How many delightful nooks besides, hardly known by Parisians, are to be met with on the left bank of the river!

ALFRED DE MUSSET AT 23 YEARS OF AGE
Drawn by Lépaulle (Pigoreau Collection)

Not all have disappeared for ever of those vast melancholy gardens, those hoary mansions buried in streets where the grass grows, and whose noble but gloomy façades would never cause one to suspect the riches they contain. Many are in the vicinity of the Hôtel des Invalides. Others are in the Rue Vanneau, the Rue Bellechasse, the Rue de Varenne, the Rue Saint-Guillaume, the Rue Bonaparte; some also in the Rue Visconti, which dark narrow lane possesses illustrious souvenirs. The famous Champmeslé, Clairon, and Adrienne Lecouvreur lived in the Ranes mansion, built on the site of the Petit-Pré-aux-Clercs, and J. Racine died there in 1697. This house, which bears the number 21, is to-day a girls' boarding-school! And last of all, at No. 17 the great Balzac established the printing-press that ruined him, and that later became the studio of Paul Delaroche. There, was played the sentimental and commercial drama whose poignant phases have been related to us so eloquently by Messieurs Hanoteaux and Vicaire.

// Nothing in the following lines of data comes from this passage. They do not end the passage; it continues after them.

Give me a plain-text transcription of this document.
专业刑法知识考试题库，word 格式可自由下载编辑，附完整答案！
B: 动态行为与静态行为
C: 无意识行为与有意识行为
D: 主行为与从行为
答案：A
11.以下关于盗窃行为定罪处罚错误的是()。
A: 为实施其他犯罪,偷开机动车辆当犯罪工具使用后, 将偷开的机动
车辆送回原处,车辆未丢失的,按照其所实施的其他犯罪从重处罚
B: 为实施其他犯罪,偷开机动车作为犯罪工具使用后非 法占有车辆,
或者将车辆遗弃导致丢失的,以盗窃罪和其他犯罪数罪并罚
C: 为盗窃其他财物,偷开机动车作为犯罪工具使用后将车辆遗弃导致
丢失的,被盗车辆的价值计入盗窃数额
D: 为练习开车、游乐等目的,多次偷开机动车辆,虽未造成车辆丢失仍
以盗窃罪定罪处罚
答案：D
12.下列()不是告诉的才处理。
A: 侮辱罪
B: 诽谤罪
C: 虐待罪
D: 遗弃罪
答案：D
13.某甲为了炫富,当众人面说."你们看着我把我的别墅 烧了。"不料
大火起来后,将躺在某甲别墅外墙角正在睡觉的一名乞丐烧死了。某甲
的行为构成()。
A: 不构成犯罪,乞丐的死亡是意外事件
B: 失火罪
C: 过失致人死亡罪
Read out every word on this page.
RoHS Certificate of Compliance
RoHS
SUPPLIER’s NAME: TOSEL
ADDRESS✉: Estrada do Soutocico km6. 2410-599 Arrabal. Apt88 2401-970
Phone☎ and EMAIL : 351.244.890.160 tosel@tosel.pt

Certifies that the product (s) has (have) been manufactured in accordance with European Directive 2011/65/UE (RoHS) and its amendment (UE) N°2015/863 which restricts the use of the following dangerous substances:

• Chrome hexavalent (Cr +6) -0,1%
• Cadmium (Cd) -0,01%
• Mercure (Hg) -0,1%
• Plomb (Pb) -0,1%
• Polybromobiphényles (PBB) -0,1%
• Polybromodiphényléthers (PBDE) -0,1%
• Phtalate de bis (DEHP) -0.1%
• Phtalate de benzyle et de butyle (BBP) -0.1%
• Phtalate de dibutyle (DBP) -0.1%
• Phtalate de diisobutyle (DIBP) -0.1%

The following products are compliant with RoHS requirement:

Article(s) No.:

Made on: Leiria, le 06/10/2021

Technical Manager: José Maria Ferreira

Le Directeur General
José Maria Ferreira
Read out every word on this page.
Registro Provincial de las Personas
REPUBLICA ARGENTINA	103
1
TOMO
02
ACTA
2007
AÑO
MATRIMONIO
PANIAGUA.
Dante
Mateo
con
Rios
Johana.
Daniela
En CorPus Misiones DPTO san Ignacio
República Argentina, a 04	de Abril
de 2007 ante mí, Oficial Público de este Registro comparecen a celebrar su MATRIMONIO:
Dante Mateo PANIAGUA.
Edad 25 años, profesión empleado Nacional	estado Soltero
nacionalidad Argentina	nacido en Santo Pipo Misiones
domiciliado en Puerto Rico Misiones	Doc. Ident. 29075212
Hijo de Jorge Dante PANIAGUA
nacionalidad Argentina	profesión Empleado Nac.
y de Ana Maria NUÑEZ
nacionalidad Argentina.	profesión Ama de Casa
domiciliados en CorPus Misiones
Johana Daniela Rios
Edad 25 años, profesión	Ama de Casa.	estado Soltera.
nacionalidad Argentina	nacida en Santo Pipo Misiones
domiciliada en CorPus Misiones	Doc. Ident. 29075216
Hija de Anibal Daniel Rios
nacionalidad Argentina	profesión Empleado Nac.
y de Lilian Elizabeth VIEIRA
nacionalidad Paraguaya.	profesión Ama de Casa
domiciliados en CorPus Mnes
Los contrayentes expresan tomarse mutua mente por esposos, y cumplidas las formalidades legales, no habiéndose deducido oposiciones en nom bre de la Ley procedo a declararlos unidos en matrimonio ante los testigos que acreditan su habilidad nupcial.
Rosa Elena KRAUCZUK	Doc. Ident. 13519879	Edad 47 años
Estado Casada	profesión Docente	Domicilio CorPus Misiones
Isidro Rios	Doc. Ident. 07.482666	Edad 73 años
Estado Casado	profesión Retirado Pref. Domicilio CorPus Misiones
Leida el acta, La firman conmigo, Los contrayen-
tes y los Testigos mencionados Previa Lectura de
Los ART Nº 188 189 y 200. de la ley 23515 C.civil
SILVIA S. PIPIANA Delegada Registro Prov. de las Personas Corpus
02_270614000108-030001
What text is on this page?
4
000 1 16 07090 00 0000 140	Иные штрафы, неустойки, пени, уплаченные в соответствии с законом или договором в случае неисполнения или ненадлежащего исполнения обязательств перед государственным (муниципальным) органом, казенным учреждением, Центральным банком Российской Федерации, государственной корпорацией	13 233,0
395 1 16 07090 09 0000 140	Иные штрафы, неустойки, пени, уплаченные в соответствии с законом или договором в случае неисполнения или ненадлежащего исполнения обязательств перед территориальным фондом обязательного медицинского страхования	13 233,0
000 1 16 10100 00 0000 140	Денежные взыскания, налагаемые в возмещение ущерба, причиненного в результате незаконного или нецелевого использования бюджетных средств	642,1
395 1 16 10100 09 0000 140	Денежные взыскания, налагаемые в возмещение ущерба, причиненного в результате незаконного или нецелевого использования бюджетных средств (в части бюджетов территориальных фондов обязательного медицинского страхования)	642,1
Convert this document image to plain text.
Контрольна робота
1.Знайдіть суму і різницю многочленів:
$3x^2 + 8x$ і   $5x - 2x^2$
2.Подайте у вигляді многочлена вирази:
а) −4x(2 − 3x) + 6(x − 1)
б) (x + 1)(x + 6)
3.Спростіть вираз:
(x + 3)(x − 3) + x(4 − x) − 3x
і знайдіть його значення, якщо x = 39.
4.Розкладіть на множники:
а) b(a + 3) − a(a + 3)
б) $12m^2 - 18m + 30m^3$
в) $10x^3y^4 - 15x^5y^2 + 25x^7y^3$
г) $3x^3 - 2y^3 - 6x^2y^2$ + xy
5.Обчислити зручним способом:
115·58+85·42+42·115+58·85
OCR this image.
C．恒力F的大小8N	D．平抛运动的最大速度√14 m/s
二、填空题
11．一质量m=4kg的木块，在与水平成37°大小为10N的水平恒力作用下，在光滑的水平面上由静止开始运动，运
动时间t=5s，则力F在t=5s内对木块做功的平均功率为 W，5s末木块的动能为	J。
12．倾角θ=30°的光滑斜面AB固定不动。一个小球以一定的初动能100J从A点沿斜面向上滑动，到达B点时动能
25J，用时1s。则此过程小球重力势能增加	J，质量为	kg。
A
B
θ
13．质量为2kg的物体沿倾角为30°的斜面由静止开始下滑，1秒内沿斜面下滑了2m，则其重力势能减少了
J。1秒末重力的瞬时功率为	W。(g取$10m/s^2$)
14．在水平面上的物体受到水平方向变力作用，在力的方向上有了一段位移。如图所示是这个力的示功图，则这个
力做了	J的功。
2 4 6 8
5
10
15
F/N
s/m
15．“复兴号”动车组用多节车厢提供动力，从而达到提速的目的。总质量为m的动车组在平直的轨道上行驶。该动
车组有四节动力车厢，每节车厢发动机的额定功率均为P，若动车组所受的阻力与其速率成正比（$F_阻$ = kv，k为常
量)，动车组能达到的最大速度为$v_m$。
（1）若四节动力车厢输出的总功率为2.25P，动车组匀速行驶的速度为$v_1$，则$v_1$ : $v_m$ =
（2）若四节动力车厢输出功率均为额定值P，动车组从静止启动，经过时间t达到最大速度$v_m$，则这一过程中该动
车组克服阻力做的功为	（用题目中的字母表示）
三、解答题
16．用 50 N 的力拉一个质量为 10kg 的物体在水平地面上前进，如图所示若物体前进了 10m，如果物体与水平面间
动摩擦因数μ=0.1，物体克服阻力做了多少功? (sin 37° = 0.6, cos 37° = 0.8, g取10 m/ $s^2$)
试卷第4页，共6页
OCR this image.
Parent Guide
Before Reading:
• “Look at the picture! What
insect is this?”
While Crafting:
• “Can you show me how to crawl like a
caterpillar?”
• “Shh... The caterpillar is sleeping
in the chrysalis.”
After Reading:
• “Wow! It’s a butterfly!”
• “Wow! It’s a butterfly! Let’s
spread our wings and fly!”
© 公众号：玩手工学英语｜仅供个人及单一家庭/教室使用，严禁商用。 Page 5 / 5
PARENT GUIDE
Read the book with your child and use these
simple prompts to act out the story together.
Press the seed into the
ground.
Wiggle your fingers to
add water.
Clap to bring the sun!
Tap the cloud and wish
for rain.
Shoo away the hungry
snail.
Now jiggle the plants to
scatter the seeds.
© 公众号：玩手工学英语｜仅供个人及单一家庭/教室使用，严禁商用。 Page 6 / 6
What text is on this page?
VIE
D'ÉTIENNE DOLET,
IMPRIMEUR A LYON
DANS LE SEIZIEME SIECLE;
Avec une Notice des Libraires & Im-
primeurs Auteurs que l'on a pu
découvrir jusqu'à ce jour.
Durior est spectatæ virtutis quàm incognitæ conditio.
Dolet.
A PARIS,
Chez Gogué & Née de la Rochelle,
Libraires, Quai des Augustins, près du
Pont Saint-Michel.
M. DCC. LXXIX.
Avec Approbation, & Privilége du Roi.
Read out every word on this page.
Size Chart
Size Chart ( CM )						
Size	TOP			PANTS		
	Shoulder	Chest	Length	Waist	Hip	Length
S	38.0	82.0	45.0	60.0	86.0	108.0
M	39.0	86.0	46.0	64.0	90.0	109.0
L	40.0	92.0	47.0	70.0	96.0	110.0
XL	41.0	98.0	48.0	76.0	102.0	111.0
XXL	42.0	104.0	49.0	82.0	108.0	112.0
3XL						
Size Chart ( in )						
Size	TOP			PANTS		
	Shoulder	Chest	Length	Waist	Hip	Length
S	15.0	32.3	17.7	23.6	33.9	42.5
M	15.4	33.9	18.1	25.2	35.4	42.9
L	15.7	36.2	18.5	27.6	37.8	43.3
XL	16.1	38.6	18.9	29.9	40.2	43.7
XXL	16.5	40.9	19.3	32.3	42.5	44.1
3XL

All these houses, so pregnant with history, are still visible; yet how few Parisians are acquainted with them!

On the Voltaire Quay lived Vivant, Denon, Ingres, Alfred de Musset, Judge Perrault, Chamillard, Gluck, and Voltaire himself who died there, and whose corpse, wrapped in a dressing-gown and held up by straps, like a traveller asleep, started by night in a travelling-coach, on the 30th of May 1778, from the courtyard of Monsieur de Villette's mansion, with its entrance still in the Rue de Beaune, to be buried outside Paris at the Abbey of Scellières in Champagne.

The flat in which Voltaire passed away has not been altered, and its decoration has remained almost intact, with its wall mirrors, its painted ceilings, and its small mirrored salons contrived in the thick walls.